Une image et une référence peuvent venir à l'esprit, sans doute pour se rassurer : l'image de l'hippocampe, car c'est le mâle et non la femelle qui, chez ce poisson marin, porte les oeufs dans son ventre où ils vont se développer ; et la référence à quelque ouvrage d'Elisabeth Badinter, où l'essayiste envisage parfaitement que, dans le futur, des hommes puissent porter un enfant, être enceints. Sauf que, dans les deux cas, femelle, femme, féminin existent toujours !... Tandis qu'au fur et à mesure que se déroule la pièce suffocante de Lachaud, on se rend compte qu'il s'agit d'un univers parfaitement organisé mais totalement masculin, machiste, phallocentrique sans périphérie, où il n'y a plus de femmes !... Les garçons ont deux pères, épousent plus tard un autre homme qui sera leur pondeur, eux seront leur « capitaine » (Denis Lachaud fait référence sans doute à cette organisation sociale, qui fut longtemps masculine exclusivement : l'armée). Et tout un système social reproduit les rôles traditionnels du temps où il y avait encore des hommes et des femmes. Sauf que l'accouchement, l'élevage des garçons, la cuisine sont réservés aux mâles pondeurs...

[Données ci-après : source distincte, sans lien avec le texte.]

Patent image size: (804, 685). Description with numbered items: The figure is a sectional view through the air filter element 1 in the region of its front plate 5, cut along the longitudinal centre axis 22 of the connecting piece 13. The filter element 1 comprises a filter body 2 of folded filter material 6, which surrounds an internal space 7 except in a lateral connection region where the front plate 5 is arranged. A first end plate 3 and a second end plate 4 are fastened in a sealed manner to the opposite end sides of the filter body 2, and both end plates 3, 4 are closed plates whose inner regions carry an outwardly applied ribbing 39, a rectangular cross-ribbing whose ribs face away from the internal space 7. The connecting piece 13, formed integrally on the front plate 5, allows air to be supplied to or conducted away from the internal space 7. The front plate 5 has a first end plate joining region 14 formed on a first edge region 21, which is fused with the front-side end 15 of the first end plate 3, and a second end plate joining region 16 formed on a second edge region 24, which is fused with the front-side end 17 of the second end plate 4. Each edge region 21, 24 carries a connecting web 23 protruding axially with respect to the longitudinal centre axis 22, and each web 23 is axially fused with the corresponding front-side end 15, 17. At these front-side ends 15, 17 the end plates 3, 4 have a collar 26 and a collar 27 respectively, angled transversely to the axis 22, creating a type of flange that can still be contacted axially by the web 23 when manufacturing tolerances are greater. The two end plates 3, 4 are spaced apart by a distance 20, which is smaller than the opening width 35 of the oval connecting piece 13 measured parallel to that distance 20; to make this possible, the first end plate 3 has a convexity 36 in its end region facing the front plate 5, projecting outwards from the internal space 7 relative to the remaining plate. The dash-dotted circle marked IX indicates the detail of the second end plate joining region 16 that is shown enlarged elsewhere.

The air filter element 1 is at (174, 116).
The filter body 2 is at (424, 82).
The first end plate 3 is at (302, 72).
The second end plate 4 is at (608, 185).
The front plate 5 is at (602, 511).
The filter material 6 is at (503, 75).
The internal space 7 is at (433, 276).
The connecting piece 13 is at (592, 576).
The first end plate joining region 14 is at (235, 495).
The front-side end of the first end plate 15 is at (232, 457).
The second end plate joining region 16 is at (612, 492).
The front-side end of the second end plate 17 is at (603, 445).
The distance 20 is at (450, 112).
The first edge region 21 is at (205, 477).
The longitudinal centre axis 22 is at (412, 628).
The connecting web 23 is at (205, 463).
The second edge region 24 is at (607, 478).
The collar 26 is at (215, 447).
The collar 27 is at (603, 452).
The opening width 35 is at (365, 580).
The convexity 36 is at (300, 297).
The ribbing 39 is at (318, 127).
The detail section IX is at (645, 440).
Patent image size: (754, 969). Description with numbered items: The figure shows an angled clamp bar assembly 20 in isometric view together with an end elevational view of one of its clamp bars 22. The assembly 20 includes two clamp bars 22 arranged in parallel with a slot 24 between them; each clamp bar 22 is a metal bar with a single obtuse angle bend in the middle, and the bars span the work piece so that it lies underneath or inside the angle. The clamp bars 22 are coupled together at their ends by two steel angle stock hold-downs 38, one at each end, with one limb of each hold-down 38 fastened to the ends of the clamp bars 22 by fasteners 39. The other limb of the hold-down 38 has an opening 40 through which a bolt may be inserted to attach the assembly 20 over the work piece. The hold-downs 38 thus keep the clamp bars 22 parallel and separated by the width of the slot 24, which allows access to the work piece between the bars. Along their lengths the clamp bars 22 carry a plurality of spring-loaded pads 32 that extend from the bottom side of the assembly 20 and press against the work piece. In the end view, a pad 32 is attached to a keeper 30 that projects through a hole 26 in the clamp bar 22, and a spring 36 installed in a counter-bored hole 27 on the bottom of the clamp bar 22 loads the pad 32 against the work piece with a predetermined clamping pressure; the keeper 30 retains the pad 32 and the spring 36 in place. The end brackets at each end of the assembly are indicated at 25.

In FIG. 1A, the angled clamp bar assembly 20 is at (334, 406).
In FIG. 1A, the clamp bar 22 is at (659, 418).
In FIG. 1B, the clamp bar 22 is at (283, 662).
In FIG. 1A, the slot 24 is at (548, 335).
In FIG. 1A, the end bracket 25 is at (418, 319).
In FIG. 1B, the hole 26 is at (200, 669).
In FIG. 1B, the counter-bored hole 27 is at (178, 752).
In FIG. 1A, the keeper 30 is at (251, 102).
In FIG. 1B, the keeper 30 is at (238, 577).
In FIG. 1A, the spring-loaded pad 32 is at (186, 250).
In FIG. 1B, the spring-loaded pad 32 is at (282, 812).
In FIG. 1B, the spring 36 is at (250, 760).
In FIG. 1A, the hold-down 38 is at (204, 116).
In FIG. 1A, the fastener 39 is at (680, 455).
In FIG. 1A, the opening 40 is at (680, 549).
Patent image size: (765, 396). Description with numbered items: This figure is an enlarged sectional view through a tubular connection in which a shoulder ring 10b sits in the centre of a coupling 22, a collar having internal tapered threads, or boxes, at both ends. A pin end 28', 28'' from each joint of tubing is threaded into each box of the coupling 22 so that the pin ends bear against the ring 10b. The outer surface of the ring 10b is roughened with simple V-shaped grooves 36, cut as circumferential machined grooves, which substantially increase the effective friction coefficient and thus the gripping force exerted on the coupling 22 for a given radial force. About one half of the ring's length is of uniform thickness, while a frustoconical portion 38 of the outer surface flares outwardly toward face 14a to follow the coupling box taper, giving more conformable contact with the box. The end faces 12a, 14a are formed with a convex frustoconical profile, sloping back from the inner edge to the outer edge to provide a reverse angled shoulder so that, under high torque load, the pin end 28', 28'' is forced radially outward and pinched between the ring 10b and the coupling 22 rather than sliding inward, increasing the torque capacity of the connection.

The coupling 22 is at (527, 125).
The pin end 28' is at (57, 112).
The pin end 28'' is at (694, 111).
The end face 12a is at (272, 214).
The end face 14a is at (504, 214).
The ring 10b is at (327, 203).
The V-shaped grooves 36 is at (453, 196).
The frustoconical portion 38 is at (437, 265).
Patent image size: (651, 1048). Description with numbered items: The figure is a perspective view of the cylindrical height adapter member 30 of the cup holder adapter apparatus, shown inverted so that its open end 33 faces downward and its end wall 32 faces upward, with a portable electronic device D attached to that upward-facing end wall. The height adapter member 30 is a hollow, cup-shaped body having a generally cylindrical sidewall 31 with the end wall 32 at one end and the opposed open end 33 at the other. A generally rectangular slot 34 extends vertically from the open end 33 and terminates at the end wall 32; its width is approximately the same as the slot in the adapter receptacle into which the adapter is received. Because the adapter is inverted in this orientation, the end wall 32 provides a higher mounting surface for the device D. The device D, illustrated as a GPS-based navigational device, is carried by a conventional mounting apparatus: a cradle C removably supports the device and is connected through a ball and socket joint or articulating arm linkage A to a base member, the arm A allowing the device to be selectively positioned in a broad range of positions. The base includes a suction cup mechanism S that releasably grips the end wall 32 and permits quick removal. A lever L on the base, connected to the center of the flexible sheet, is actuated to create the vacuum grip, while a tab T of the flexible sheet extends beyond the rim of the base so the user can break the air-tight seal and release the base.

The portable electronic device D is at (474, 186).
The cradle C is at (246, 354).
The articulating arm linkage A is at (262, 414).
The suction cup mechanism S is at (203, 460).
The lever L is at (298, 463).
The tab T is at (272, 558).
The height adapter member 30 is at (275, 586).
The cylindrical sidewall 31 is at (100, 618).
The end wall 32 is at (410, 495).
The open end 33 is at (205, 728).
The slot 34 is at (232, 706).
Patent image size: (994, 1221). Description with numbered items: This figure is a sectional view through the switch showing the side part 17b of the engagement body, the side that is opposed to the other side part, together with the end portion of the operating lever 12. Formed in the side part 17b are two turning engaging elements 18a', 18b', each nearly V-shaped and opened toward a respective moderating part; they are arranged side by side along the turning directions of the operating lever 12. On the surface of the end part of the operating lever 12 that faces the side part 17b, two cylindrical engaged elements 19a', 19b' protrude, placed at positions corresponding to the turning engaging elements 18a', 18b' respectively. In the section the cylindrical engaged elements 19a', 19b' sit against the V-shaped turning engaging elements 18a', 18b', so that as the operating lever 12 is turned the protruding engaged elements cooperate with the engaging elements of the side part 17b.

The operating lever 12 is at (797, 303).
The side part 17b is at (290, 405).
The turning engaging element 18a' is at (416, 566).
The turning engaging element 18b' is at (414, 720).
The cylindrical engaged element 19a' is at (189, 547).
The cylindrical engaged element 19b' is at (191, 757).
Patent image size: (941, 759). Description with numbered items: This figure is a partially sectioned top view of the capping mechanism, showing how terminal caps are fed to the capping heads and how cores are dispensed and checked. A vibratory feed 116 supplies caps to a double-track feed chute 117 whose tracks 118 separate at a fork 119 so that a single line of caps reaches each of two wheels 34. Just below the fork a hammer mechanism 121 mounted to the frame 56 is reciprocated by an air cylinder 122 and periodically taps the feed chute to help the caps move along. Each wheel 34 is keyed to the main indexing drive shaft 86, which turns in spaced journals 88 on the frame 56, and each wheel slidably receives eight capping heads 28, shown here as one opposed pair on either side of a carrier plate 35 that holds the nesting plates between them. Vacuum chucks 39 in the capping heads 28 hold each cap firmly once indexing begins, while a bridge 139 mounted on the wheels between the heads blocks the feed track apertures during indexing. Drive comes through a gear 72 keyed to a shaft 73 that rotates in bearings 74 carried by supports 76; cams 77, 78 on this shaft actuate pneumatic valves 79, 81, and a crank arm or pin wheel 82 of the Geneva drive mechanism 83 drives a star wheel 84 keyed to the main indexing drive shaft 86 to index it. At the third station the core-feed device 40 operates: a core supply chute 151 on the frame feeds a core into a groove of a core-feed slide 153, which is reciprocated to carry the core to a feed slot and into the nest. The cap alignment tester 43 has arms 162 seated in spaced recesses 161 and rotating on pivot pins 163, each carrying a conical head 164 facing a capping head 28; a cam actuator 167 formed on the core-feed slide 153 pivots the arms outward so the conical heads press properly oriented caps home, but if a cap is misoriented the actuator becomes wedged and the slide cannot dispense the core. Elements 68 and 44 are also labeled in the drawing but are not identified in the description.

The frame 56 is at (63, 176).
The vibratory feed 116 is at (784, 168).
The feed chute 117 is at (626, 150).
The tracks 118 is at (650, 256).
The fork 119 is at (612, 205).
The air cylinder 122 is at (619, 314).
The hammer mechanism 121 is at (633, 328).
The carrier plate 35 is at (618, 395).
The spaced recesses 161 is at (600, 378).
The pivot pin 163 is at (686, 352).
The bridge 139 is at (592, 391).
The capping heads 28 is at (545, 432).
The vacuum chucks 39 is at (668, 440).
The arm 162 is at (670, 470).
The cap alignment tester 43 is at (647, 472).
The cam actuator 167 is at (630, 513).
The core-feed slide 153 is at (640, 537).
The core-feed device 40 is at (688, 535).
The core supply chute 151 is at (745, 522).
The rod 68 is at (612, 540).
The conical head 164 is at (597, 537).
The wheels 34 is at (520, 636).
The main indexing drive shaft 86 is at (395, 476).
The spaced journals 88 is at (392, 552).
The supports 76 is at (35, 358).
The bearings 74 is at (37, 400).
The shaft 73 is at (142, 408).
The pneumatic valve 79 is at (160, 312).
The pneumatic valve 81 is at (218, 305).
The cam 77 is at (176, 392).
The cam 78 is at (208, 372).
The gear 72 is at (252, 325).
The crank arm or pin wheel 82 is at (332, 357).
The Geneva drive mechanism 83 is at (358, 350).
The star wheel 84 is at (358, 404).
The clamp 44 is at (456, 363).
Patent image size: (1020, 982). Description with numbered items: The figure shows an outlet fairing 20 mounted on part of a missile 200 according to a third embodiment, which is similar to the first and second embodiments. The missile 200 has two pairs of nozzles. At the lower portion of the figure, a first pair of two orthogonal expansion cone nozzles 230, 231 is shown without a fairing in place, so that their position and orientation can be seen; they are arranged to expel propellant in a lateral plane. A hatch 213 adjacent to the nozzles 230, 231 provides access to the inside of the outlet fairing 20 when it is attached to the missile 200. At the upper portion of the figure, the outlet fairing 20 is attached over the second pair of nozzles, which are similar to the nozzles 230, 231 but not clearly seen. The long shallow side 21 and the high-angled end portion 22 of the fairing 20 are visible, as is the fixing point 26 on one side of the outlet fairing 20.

Le spectateur se défend bien sûr contre cette infernale utopie en revenant à la stricte proposition théâtrale. Mais le brouillage des codes, habilement opéré par l'auteur - qui mixe les genres, entre un théâtre fantastique, absurde, grotesque et boulevardier, une éloquence de théâtre antique et un réalisme de théâtre bourgeois - l'empêche de se ressaisir... D'autant plus que l'intrigue monte en violence. Le « pondeur », trouvé par un sinistre entremetteur, se rebelle, ne voulant pas renoncer à sa réussite professionnelle au nom de ses charges familiales. Il sera mis à mort par son époux bafoué lors d'un étranglement long.
En fait, c'est le spectateur qui, après avoir tenté de rire, de prendre des distances analytiques, s'étrangle, comme dans un cauchemar. Et sans doute parce que le désir homosexuel, comme tout désir devenant exclusif, totalitaire, peut à l'extrême tendre vers cette élimination définitive de l'Hetero (titre de la pièce), de la figure de l'Autre. Car ces hommes auraient pu être remplacés par des femmes, et l'utopie d'un monde d'Amazones, avec ses rites impérieux et figés, éradiquant les mâles, aurait bien sûr créé le même malaise... Ne vivons-nous pas aujourd'hui dans un monde où les communautés, les tribus, se resserrent sur elles-mêmes, rejetant de plus en plus les autres, jusqu'à l'ostracisme parfois ? Narcissisme collectif où, du clanique au clonique, le désir d'éternité passe par la rétraction sur le Même. Une société où l'Homo, masculin ou féminin, veut s'imposer comme marqueur identitaire primordial... En ce sens, le metteur en scène, Thomas Condemine, a raison de rappeler que le titre de la pièce « (...) est un moyen pour Denis Lachaud d'illustrer un conditionnement culturel qui nous fait considérer l'Autre en fonction de son appartenance à tel ou tel genre ». Enfin, le biologisme fascisant, nazifiant de cette utopie machiste mise en théâtre vient concourir au malaise : on pense à l' « eugénisme » que rendent possible les progrès actuels de la biologie, de la médecine.
Toutes ces références, idéologiques ou ancrées dans notre actualité, fonctionnent comme un sous-texte donnant corps à un rêve affreux dont on a hâte de sortir. Vite sortir de cette oppression du Même, pour aspirer une bolée d'air.
L'air de l'Autre, ou l' « r » de l'Autre, sans lequel il n'est que l'aut(r)e de l'autisme.